Oysa ne esin perileri, ne de bu sözler onun dünyasına ait değildi.
Uzun
süredir gördükleri ona yalnızca acı veriyor, yaşamı gittikçe
daha anlamsız buluyordu. Ne olduğunu, nasıl uygulandığını
bilmese de üç temel sorun olduğunu görüyordu. Tarımsal üretimde
hormon kullanımı, değişik amaçlara yönelik kimyasallar ve
önceleri "Gidiyo, gidiyo" diye duyup "Nereye
gidiyorlar acaba?" diye düşündüğü genetiği değiştirilmiş
organizmalar.

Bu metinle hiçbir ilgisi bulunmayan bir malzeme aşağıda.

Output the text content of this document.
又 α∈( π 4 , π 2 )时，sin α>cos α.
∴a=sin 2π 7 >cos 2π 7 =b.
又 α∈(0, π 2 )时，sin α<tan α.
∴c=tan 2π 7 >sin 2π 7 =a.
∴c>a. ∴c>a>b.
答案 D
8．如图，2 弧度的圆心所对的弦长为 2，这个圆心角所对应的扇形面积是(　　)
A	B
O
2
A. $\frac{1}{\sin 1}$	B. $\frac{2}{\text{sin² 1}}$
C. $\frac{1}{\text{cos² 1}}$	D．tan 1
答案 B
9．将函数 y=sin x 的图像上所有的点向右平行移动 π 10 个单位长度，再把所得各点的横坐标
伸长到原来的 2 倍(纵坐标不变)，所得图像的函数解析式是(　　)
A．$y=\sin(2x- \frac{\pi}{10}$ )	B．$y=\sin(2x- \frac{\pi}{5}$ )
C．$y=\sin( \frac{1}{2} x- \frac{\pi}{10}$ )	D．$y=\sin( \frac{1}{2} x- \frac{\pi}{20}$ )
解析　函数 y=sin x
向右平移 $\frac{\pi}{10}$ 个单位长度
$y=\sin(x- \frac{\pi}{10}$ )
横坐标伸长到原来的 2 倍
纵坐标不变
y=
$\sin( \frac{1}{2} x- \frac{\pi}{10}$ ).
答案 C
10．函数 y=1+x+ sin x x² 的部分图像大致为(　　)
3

Bunların genetik mühendisliğince çeşitli teknikler
kullanarak kalıtımsal değişikliğe uğratılan canlılar olduğunu
kuşkusuz bilmiyordu. (2) Ama daha bol mısır bulup yiyebildiği
için mutluydu. Genetiği değiştirilmiş organizmaların kontrolü
için düşünülen anayasal önlemler (3) onu korkutmuştu. Üstelik
dünyada da epey tepki vardı. Bazı insanlar bu teknolojiye karşı
çıkıyor, yürüyüşler yapıyorlardı. (4)
Tümü
olmasa da insanların çoğu hayvanlara yakınlık duyuyordu. Bu ilgi
nereden geliyordu? Bir genç, "Dünyayı onlarla paylaştığımız,
yaşam zincirinin bir parçası oldukları, onların varlığına
saygı duyduğumuz için mi seviyoruz onları? Yoksa doğayı
acımasızca tüketen her etkinliğimizde olduğu gibi bunda da
bencilce bir yan mı var? Sesini çıkaramayan, bize karşı koyup
çıkarlarını dayatamayan, isteklerimizi yapmak dışında seçeneği
olmayan bu sıcak varlıkların efendisi olmak hoşumuza mı gidiyor?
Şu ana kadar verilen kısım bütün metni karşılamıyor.